Zu Beginn des Stücks wird Isai Danilych Khalymov, der Taufpate des Besitzers, im Hause Karkunov erwartet, da Potap Potapych beschlossen hat, ein Testament zu verfassen. Der Neffe des Kaufmanns, Konstantin Karkunov, ist sofort alarmiert: Er hält sich für den rechtmäßigen Erben und hat bereits sein eigenes Geld in der Hoffnung auf das Kapital seines Onkels verschwendet. Seine Frau Olga versteht wenig von Geschäften, entdeckt aber schnell dieselbe Gier, und die Gespräche im Haus lassen erkennen, dass das Testament für alle zum Hauptereignis des Tages wird.

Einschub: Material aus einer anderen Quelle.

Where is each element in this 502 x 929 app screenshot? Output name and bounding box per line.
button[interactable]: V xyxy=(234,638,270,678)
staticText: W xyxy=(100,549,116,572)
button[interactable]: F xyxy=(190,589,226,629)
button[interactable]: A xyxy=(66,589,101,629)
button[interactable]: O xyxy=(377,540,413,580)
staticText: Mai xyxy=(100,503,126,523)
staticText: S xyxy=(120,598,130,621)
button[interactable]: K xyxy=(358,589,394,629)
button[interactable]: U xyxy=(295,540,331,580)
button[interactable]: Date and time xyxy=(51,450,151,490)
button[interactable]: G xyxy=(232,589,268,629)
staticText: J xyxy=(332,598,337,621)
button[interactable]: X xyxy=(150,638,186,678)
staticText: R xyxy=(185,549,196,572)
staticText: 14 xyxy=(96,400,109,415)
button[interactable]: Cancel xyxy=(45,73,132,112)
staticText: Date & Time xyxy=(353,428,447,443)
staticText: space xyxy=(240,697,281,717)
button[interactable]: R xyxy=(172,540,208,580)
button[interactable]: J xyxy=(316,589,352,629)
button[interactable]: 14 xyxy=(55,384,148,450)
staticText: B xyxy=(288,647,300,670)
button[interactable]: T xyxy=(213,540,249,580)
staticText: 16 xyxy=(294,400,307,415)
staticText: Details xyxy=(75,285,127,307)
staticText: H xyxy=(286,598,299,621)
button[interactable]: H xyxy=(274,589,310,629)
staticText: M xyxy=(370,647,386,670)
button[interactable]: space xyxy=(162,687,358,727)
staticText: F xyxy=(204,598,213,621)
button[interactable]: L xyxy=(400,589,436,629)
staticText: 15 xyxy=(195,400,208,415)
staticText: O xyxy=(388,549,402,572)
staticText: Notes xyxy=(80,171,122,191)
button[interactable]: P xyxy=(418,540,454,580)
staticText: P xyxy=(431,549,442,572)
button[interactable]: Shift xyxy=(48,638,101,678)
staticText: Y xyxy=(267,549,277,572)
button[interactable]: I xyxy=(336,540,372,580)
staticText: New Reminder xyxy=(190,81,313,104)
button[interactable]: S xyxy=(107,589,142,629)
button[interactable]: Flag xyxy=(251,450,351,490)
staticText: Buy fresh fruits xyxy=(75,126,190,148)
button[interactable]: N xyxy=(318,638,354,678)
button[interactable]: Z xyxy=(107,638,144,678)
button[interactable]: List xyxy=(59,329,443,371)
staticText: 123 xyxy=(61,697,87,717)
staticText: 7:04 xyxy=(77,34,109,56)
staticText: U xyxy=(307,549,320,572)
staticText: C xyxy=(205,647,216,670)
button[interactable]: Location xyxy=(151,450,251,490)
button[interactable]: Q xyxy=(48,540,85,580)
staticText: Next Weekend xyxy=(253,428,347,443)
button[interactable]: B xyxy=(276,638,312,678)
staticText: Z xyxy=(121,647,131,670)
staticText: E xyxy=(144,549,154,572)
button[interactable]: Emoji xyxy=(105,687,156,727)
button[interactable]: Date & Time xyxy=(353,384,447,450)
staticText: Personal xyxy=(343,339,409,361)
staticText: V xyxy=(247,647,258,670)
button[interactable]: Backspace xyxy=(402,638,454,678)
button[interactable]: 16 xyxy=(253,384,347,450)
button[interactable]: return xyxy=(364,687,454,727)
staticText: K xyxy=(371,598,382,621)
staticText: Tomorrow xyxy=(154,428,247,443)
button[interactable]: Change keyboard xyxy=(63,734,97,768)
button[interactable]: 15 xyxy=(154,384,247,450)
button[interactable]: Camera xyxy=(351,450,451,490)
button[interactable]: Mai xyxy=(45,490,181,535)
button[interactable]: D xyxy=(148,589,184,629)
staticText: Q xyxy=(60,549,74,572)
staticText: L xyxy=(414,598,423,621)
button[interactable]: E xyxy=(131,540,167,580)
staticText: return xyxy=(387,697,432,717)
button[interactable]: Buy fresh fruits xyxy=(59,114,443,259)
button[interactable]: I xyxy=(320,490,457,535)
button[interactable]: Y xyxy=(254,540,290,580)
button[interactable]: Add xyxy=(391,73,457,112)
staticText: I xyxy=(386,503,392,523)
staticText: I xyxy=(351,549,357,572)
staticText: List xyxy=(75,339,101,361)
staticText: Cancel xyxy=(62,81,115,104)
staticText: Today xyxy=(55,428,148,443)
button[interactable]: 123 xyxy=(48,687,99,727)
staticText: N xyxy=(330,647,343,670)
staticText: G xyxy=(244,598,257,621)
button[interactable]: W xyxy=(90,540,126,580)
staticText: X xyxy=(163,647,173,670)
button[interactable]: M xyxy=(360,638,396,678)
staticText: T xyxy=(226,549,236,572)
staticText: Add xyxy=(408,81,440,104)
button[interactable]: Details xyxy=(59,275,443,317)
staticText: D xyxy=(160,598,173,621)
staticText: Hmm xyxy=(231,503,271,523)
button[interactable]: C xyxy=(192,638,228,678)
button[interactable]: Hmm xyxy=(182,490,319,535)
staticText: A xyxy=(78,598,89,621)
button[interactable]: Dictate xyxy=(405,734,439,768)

Während die Männer sich beraten, unterhält sich Vera Filippowna mit Olga und Apollinaria Panfilowna, Chalymows Frau. Dieses Gespräch offenbart ihr ganzes Leben: Fünfzehn Jahre lang sah sie kaum Tageslicht, verließ selten das Haus, kannte das Stadtleben nicht und lebte unter der eifersüchtigen Aufsicht ihres Mannes. Sie erinnert sich, wie sie nach ihrer Hochzeit einmal ins Theater ging, doch Karkunow, der einen Blick eines Fremden in ihre Richtung bemerkte, brachte sie sofort nach Hause und verbot ihr von da an fast alle Ausflüge. Reichtum brachte ihr keine Freiheit; sie fand Trost darin, den Armen zu helfen und Klöster zu besuchen.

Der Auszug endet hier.